In a long video interview from May 2014, Fyodorov predicted a violent coup d'état in Moscow and Russia within a couple of years, organized by Western countries. He stated it would be a US-European-supported "color revolution" (as those previously taking place in Georgia or Ukraine), with collaboration from a local "5th Column". The aim of such a "revolution" would be the grabbing of Russia's natural resources, after abolishing the state as such, which would lead to a dramatic population reduction, as a result of civil war, children's sterilization, LGBT agenda, famine, etc., "like it happened with the American Indians, also as it happed with the African Americans during age of slavery and segregation". This would take place as a continuation of NATO's policy towards the former Warsaw Pact countries, he stated. However, he stated, newborn "People's Republics" in Donetsk and Lugansk (collectively also known as "Novorossia") were a hindrance to NATO's strategy and an ostensible sign of Ukrainians' popular reaction against US-EU's imperialism, able to encourage other former Soviet citizens in Ukraine to break free from the government in Kyiv, and turn the course of events away from Western world dominance. Fyodorov also said that genocide and terror, sponsored by NATO, were taking place in Ukraine to a much larger extent than generally thought, using foreign mercenaries and Neo-Nazis to terrorize and subdue the local population. Fyodorov said that his mass movement PLM (People's Liberation Movement, in Russian NOD, Национально-освободительное движение, sometimes known also as NLM, National Liberation Movement) had 100,000 members. No such coup ended up occurring.

In January 2022, during the Russian-Ukrainian crisis, he proposed, among other things, to use nuclear weapons against the Nevada Test Site or to bomb US military laboratories as a warning.

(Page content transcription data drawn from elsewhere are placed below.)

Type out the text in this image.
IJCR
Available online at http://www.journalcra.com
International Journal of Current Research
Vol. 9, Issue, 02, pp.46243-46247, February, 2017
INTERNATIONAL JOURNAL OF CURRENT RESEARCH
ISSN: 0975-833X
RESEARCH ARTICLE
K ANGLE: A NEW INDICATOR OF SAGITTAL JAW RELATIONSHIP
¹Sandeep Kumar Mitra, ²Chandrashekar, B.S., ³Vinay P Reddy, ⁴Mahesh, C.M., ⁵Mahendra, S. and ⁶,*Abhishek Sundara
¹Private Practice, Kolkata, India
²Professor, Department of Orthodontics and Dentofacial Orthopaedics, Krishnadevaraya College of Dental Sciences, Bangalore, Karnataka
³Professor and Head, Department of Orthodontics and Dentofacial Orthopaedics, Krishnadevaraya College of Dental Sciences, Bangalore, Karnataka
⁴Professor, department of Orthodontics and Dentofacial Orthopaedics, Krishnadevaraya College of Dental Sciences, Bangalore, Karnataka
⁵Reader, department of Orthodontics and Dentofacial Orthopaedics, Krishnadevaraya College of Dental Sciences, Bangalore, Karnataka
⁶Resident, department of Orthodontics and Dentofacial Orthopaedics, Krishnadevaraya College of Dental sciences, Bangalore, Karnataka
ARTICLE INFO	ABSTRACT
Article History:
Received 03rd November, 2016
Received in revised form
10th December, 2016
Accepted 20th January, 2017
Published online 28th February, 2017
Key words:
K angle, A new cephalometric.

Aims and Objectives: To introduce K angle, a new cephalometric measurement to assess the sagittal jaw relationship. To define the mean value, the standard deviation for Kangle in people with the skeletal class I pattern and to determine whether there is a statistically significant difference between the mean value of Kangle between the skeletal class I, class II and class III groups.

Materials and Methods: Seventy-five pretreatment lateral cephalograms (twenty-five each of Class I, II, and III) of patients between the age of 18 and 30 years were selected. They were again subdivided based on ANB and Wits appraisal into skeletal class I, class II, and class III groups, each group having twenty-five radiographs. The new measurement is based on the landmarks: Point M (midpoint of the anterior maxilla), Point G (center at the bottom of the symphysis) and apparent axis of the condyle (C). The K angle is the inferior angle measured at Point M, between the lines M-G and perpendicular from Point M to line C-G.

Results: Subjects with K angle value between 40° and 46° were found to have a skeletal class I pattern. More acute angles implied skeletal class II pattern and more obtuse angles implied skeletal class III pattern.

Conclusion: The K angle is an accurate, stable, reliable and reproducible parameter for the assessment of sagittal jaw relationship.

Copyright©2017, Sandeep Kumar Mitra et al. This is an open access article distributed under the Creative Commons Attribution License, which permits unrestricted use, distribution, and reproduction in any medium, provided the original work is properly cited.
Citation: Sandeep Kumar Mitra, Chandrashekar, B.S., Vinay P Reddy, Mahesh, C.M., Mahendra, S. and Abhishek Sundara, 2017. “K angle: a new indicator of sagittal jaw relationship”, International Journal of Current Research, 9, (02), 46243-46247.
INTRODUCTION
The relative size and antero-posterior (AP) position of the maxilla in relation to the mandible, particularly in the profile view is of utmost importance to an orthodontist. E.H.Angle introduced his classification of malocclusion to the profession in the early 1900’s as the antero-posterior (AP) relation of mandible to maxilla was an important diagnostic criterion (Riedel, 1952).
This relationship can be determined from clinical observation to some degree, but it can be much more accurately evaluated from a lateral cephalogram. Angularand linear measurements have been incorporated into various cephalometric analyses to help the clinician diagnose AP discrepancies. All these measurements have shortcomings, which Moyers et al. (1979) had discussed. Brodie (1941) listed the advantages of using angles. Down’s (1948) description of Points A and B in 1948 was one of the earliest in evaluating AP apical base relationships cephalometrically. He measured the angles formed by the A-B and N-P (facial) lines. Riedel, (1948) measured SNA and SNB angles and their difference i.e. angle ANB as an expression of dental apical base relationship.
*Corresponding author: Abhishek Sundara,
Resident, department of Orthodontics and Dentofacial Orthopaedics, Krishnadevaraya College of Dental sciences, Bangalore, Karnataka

In June 2022, during the Russian invasion of Ukraine, Fyodorov called for the independent, free status of Lithuania to be repealed. Lithuania got its independence back in 1991 after it was occupied by the Soviet Union in 1940, but Fyodorov claimed that when Lithuania got its independence back, this was done in an illegal way, because it was Russia, as the successor state of the Soviet Union, which should have been granting Lithuania freedom. His argument about Russia being a successor state was based on an amendment to the Russian constitution in 2020. He also argued that the State Council of the Soviet Union, which granted the independence, was not mentioned in the Constitution of the Soviet Union, and therefore was unconstitutional. Further, Fyodorov claimed that Lithuania is a "disputed entity" and therefore according to article 6 of the North Atlantic Treaty cannot be a member of NATO. A spokesperson for the Lithuanian Foreign Ministry characterized his claims as "absurd". On 14 June, the day of the 1941 deportation by the USSR of tens of thousands of people to Siberia from occupied Estonia, Latvia and Lithuania, he threatened to propose similar laws to the Duma regarding Estonia, Latvia and Ukraine.

In December 2023, Fyodorov called for the return of the Childless tax to boost birthrates.